Many times we have conflict with people or ideas that make us suffer. Due to the fact that we don’t know how to properly respond to these conflicts, we suffer even more. We beat ourselves up because we don’t know what to do. When we take action to avoid suffering and we don’t get the results we want, we suffer more. The path to enlightenment is concerned, in part, with the discovery of how to respond to conflict and adversity in a conscious way. We become aware of the thoughts that produce suffering, and how to deal with those thoughts. When a thought arises that causes suffering, the proper response to the thought is to love the thought. We can’t stop suffering by hating the suffering. This negative response only causes more suffering.
The conscious way to deal with suffering is to contemplate the thought that is causing the suffering and to let go of it and all attachments to it. The thought might be that we are unworthy, unlovable, stupid or variations on those themes. The thought might be about how others are compared to us. The thought may be about how life is unfair or that God has abandoned us. We become attached to these thoughts and they become engrained in our subconscious. As long as they stay in our mind, we will suffer. When they surface into our conscious mind, we become enmeshed in the emotions that these thoughts cause and forget to deal with the thought itself.
Thoughts are not real, no matter how attached we become to them. We are not our thoughts. When we can detach from our thoughts, we can let go of the emotions they create and stop suffering. When a thought arises, we need to be able to look at it as simply a thought and nothing more. It is an illusion, a neuron flashing on and off in our brain. It helps me to compare a thought to a cloud in the sky floating across the blue sky. The blue sky is my true self, the observer, and blissful awareness. The clouds that separate the mind from the blue sky can be wispy or hurricane forces depending on the nature of the thought. In all cases the thought is not the sky. When I do not allow myself to become attached to the thought, eventually it will float away like a cloud.
Whenever I have a thought that causes suffering, such as judgments or critical thinking, I can either obsess on it or allow it to float away. When I obsess on it, it will stay in my consciousness for much longer periods of time, causing suffering like a radioactive isotope buried in my mind. There are ways to consciously remove these thoughts from my consciousness. One way that has been suggested to let go is to replace it with a pleasant thought, such as “cancel, I send love.” Every time a thought arises that causes me pain or suffering, I simply override it with “cancel, I send love.” This is a highly effective way to let go of thoughts.
I like to use another technique as well, the technique of placing the thought, and the object of the thought, into a fire of purple and pink flame. I call this the transforming flame of love. Imagine that these flames burn and destroy the thought and what ever the thought was about.
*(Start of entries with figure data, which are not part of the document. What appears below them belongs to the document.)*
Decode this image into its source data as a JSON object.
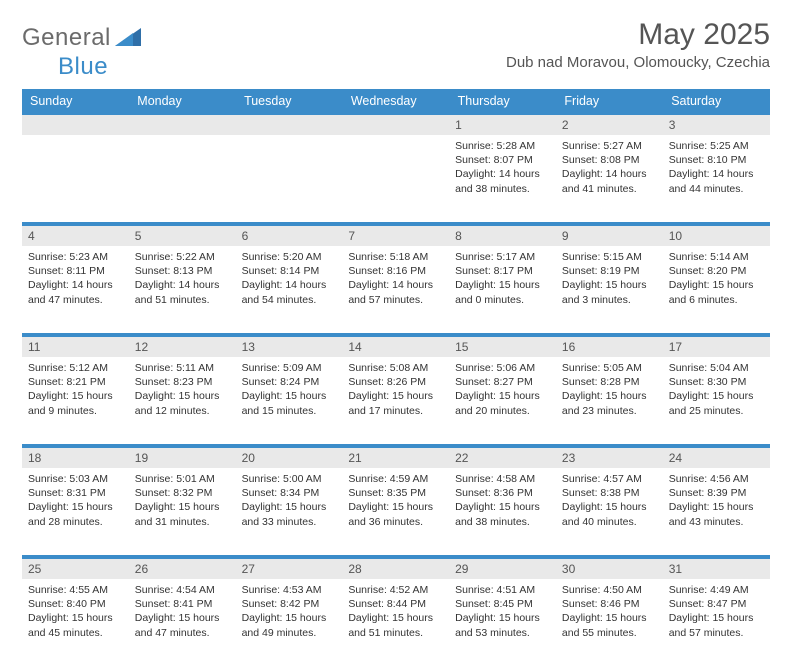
{
  "brand": {
    "general": "General",
    "blue": "Blue"
  },
  "title": "May 2025",
  "location": "Dub nad Moravou, Olomoucky, Czechia",
  "colors": {
    "header_bg": "#3b8cc9",
    "header_text": "#ffffff",
    "daynum_bg": "#e9e9e9",
    "text": "#333333",
    "muted": "#555555",
    "sep": "#3b8cc9",
    "background": "#ffffff"
  },
  "typography": {
    "title_fontsize": 30,
    "location_fontsize": 15,
    "dayheader_fontsize": 12.5,
    "daynum_fontsize": 12,
    "body_fontsize": 10.5,
    "logo_fontsize": 24
  },
  "day_headers": [
    "Sunday",
    "Monday",
    "Tuesday",
    "Wednesday",
    "Thursday",
    "Friday",
    "Saturday"
  ],
  "weeks": [
    [
      {
        "day": "",
        "sunrise": "",
        "sunset": "",
        "daylight": ""
      },
      {
        "day": "",
        "sunrise": "",
        "sunset": "",
        "daylight": ""
      },
      {
        "day": "",
        "sunrise": "",
        "sunset": "",
        "daylight": ""
      },
      {
        "day": "",
        "sunrise": "",
        "sunset": "",
        "daylight": ""
      },
      {
        "day": "1",
        "sunrise": "Sunrise: 5:28 AM",
        "sunset": "Sunset: 8:07 PM",
        "daylight": "Daylight: 14 hours and 38 minutes."
      },
      {
        "day": "2",
        "sunrise": "Sunrise: 5:27 AM",
        "sunset": "Sunset: 8:08 PM",
        "daylight": "Daylight: 14 hours and 41 minutes."
      },
      {
        "day": "3",
        "sunrise": "Sunrise: 5:25 AM",
        "sunset": "Sunset: 8:10 PM",
        "daylight": "Daylight: 14 hours and 44 minutes."
      }
    ],
    [
      {
        "day": "4",
        "sunrise": "Sunrise: 5:23 AM",
        "sunset": "Sunset: 8:11 PM",
        "daylight": "Daylight: 14 hours and 47 minutes."
      },
      {
        "day": "5",
        "sunrise": "Sunrise: 5:22 AM",
        "sunset": "Sunset: 8:13 PM",
        "daylight": "Daylight: 14 hours and 51 minutes."
      },
      {
        "day": "6",
        "sunrise": "Sunrise: 5:20 AM",
        "sunset": "Sunset: 8:14 PM",
        "daylight": "Daylight: 14 hours and 54 minutes."
      },
      {
        "day": "7",
        "sunrise": "Sunrise: 5:18 AM",
        "sunset": "Sunset: 8:16 PM",
        "daylight": "Daylight: 14 hours and 57 minutes."
      },
      {
        "day": "8",
        "sunrise": "Sunrise: 5:17 AM",
        "sunset": "Sunset: 8:17 PM",
        "daylight": "Daylight: 15 hours and 0 minutes."
      },
      {
        "day": "9",
        "sunrise": "Sunrise: 5:15 AM",
        "sunset": "Sunset: 8:19 PM",
        "daylight": "Daylight: 15 hours and 3 minutes."
      },
      {
        "day": "10",
        "sunrise": "Sunrise: 5:14 AM",
        "sunset": "Sunset: 8:20 PM",
        "daylight": "Daylight: 15 hours and 6 minutes."
      }
    ],
    [
      {
        "day": "11",
        "sunrise": "Sunrise: 5:12 AM",
        "sunset": "Sunset: 8:21 PM",
        "daylight": "Daylight: 15 hours and 9 minutes."
      },
      {
        "day": "12",
        "sunrise": "Sunrise: 5:11 AM",
        "sunset": "Sunset: 8:23 PM",
        "daylight": "Daylight: 15 hours and 12 minutes."
      },
      {
        "day": "13",
        "sunrise": "Sunrise: 5:09 AM",
        "sunset": "Sunset: 8:24 PM",
        "daylight": "Daylight: 15 hours and 15 minutes."
      },
      {
        "day": "14",
        "sunrise": "Sunrise: 5:08 AM",
        "sunset": "Sunset: 8:26 PM",
        "daylight": "Daylight: 15 hours and 17 minutes."
      },
      {
        "day": "15",
        "sunrise": "Sunrise: 5:06 AM",
        "sunset": "Sunset: 8:27 PM",
        "daylight": "Daylight: 15 hours and 20 minutes."
      },
      {
        "day": "16",
        "sunrise": "Sunrise: 5:05 AM",
        "sunset": "Sunset: 8:28 PM",
        "daylight": "Daylight: 15 hours and 23 minutes."
      },
      {
        "day": "17",
        "sunrise": "Sunrise: 5:04 AM",
        "sunset": "Sunset: 8:30 PM",
        "daylight": "Daylight: 15 hours and 25 minutes."
      }
    ],
    [
      {
        "day": "18",
        "sunrise": "Sunrise: 5:03 AM",
        "sunset": "Sunset: 8:31 PM",
        "daylight": "Daylight: 15 hours and 28 minutes."
      },
      {
        "day": "19",
        "sunrise": "Sunrise: 5:01 AM",
        "sunset": "Sunset: 8:32 PM",
        "daylight": "Daylight: 15 hours and 31 minutes."
      },
      {
        "day": "20",
        "sunrise": "Sunrise: 5:00 AM",
        "sunset": "Sunset: 8:34 PM",
        "daylight": "Daylight: 15 hours and 33 minutes."
      },
      {
        "day": "21",
        "sunrise": "Sunrise: 4:59 AM",
        "sunset": "Sunset: 8:35 PM",
        "daylight": "Daylight: 15 hours and 36 minutes."
      },
      {
        "day": "22",
        "sunrise": "Sunrise: 4:58 AM",
        "sunset": "Sunset: 8:36 PM",
        "daylight": "Daylight: 15 hours and 38 minutes."
      },
      {
        "day": "23",
        "sunrise": "Sunrise: 4:57 AM",
        "sunset": "Sunset: 8:38 PM",
        "daylight": "Daylight: 15 hours and 40 minutes."
      },
      {
        "day": "24",
        "sunrise": "Sunrise: 4:56 AM",
        "sunset": "Sunset: 8:39 PM",
        "daylight": "Daylight: 15 hours and 43 minutes."
      }
    ],
    [
      {
        "day": "25",
        "sunrise": "Sunrise: 4:55 AM",
        "sunset": "Sunset: 8:40 PM",
        "daylight": "Daylight: 15 hours and 45 minutes."
      },
      {
        "day": "26",
        "sunrise": "Sunrise: 4:54 AM",
        "sunset": "Sunset: 8:41 PM",
        "daylight": "Daylight: 15 hours and 47 minutes."
      },
      {
        "day": "27",
        "sunrise": "Sunrise: 4:53 AM",
        "sunset": "Sunset: 8:42 PM",
        "daylight": "Daylight: 15 hours and 49 minutes."
      },
      {
        "day": "28",
        "sunrise": "Sunrise: 4:52 AM",
        "sunset": "Sunset: 8:44 PM",
        "daylight": "Daylight: 15 hours and 51 minutes."
      },
      {
        "day": "29",
        "sunrise": "Sunrise: 4:51 AM",
        "sunset": "Sunset: 8:45 PM",
        "daylight": "Daylight: 15 hours and 53 minutes."
      },
      {
        "day": "30",
        "sunrise": "Sunrise: 4:50 AM",
        "sunset": "Sunset: 8:46 PM",
        "daylight": "Daylight: 15 hours and 55 minutes."
      },
      {
        "day": "31",
        "sunrise": "Sunrise: 4:49 AM",
        "sunset": "Sunset: 8:47 PM",
        "daylight": "Daylight: 15 hours and 57 minutes."
      }
    ]
  ]
}
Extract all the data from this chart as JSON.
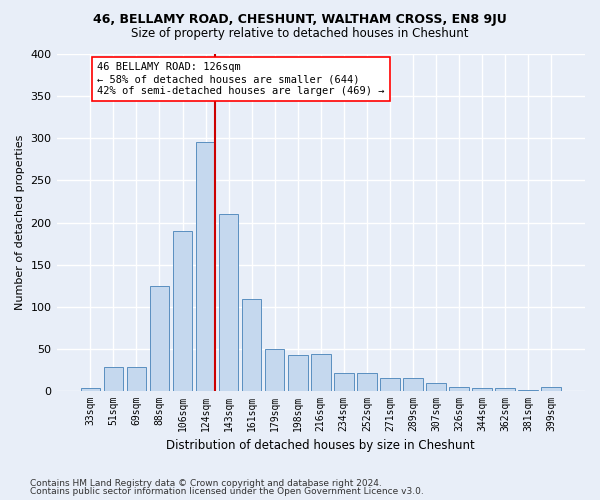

The flames are pleasant to the touch and do not hurt the thought or the object of the thought, simply removing them from my awareness and consciousness. I may have to do this repeatedly for a thought or an object that is particularly painful and is deeply engrained. However, eventually the thought will disappear and the suffering will be eliminated. For example, if we have to deal with an unpleasant person, or someone that is creating conflict, we can put that person in the fire of purple flame. Eventually that person will stop being unpleasant, we can resolve the issue or that person will disappear from our awareness. This technique is truly magical.
I recently had an unpleasant encounter with someone that caused me to doubt myself and dislike that person. I put that person, the entire experience and all of the thoughts I was having about that person into the Flame and watched it all go up in smoke as an offering to the universe. In a relatively short period of time I was able to stop thinking about that person, think positively about myself and get over it. I was amazed at how quickly this happened because I normally would obsess over this for days. Instead I processed these thoughts in a matter of minutes. Whatever suffering I was experiencing quickly stopped and I was able to return to a state of grace.
There are other ways to deal with unpleasant, painful thoughts, but these two are the most effective way of dealing with them. When we practice these techniques, they will start to engage as soon as a thought flashes into our consciousness. This automatically avoids melodrama and suffering and allows us to respond in love, not react in fear. When we can stay grounded in these teachings, our lives become less stressful, chaotic and painful. When we can focus on these teachings, we begin to experience the nature of enlightenment. Enjoy!